70 Million Mummified Animals in Egypt Reveal Dark Secret of Ancient Mummy Industry
Amun, the king of the Egyptian gods, is often depicted with the head of a ram’s. The god of the dead, Anubis, has a jackal for ahead. Horus, the god of the sky, usually appears to have the head of a hawk’s.
These are just some of the examples in ancient Egypt showing the weight put on animals. The animals had a special, godly reputation.
This sacred status led them to be respected in life, but it may lead to the murder and mummification of them as well.
Any animal was fair game, from crocodiles to baboons and birds including falcons, hawks and ibis. Even rodents and snakes were among the millions of animals mummified as gifts for Egypt’s gods. The animals were reared especially for that purpose.
Some have since been excavated, but there are still thought to be millions lying dormant in Egypt’s catacombs, untouched for more than 2,000 years.
Advances in technology means we can now peer inside these ancient animal mummies in unprecedented detail.
At Manchester Museum in the UK, researchers have carefully prepared about 60 animal mummies for display. While doing so, they X-ray- and CT-scanned hundreds of mummies.
The team discovered that some of the mummies do not necessarily contain the animal remains that they were expected to have. Some had partial skeletal remains and others had none at all.

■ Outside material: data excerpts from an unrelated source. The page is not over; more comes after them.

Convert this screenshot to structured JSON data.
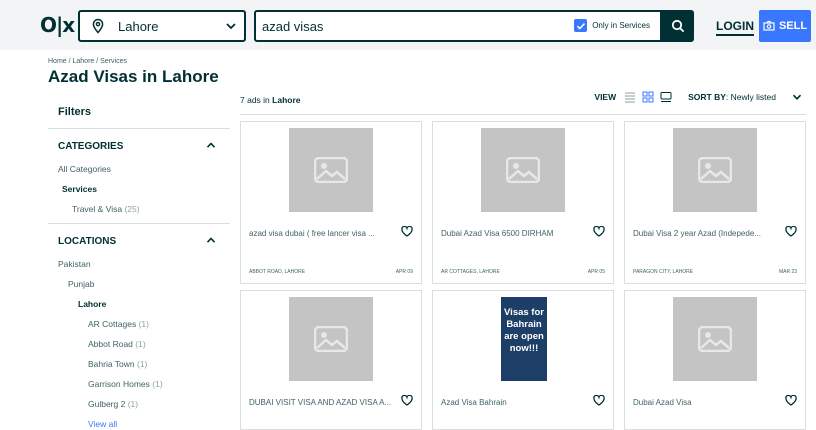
{
  "header": {
    "logo": "OLX",
    "location": "Lahore",
    "search_query": "azad visas",
    "only_in_label": "Only in Services",
    "only_in_checked": true,
    "login_label": "LOGIN",
    "sell_label": "SELL",
    "accent_color": "#3a77ff",
    "brand_color": "#002f34"
  },
  "breadcrumb": "Home / Lahore / Services",
  "page_title": "Azad Visas in Lahore",
  "sidebar": {
    "filters_label": "Filters",
    "categories": {
      "title": "CATEGORIES",
      "all": "All Categories",
      "current": "Services",
      "sub": {
        "label": "Travel & Visa",
        "count": "(25)"
      }
    },
    "locations": {
      "title": "LOCATIONS",
      "country": "Pakistan",
      "province": "Punjab",
      "city": "Lahore",
      "areas": [
        {
          "label": "AR Cottages",
          "count": "(1)"
        },
        {
          "label": "Abbot Road",
          "count": "(1)"
        },
        {
          "label": "Bahria Town",
          "count": "(1)"
        },
        {
          "label": "Garrison Homes",
          "count": "(1)"
        },
        {
          "label": "Gulberg 2",
          "count": "(1)"
        }
      ],
      "view_all": "View all"
    }
  },
  "results": {
    "count_text": "7 ads in",
    "location": "Lahore",
    "view_label": "VIEW",
    "sort_label": "SORT BY",
    "sort_value": ": Newly listed"
  },
  "listings": [
    {
      "title": "azad visa dubai ( free lancer visa ...",
      "location": "Abbot Road, Lahore",
      "date": "Apr 09"
    },
    {
      "title": "Dubai Azad Visa 6500 DIRHAM",
      "location": "AR Cottages, Lahore",
      "date": "Apr 05"
    },
    {
      "title": "Dubai Visa 2 year Azad (Indepede...",
      "location": "Paragon City, Lahore",
      "date": "Mar 23"
    },
    {
      "title": "DUBAI VISIT VISA AND AZAD VISA A...",
      "location": "",
      "date": ""
    },
    {
      "title": "Azad Visa Bahrain",
      "location": "",
      "date": "",
      "photo_text": "Visas for Bahrain are open now!!!"
    },
    {
      "title": "Dubai Azad Visa",
      "location": "",
      "date": ""
    }
  ]
}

A few had the visible remains of their last meals inside their stomachs
One was even found to contain human bones. “There is a range of content in these mummies even though from the outside they look quite similar,” says Lidija McKnight of the University of Manchester, who X-rayed the mummies now on display.
It is not clear why. It could be that there was so much demand for these mummies that there were not enough bones to go round.
Even a tiny bone, or an association with an animal, was believed to be enough to send a message to the gods.
McKnight and colleagues also discovered that the animals were mummified quite differently to their human counterparts. “The analysis we’ve done with X-rays seems to suggest that the process they were using was quite basic,” she says.
For example, it did not involve taking out their internal organs, as was done with humans.
The mummies were treated with a mixture of tree resin and beeswax, which would have acted as an antibacterial coating covering the animal. This was important to stop the mummies decomposing.
After this process they were simply wrapped up, McKnight explains.
A few even had the visible remains of their last meals inside their stomachs. “To preserve even the remains of the stomach contents means they must have desiccated and dried quite quickly. So no decomposition was able to take place before they were preserved.”
Humans wanted to be preserved so that they could travel to the next world. The goal for these animals was different.
They were not expected to travel to the afterlife like humans. Instead they were sent as direct messengers to the gods.
The idea was that the prayers of individuals could be answered by sending up these votive offerings, McKnight says. “They created an image of that animal that would be recognisable to the animal gods.”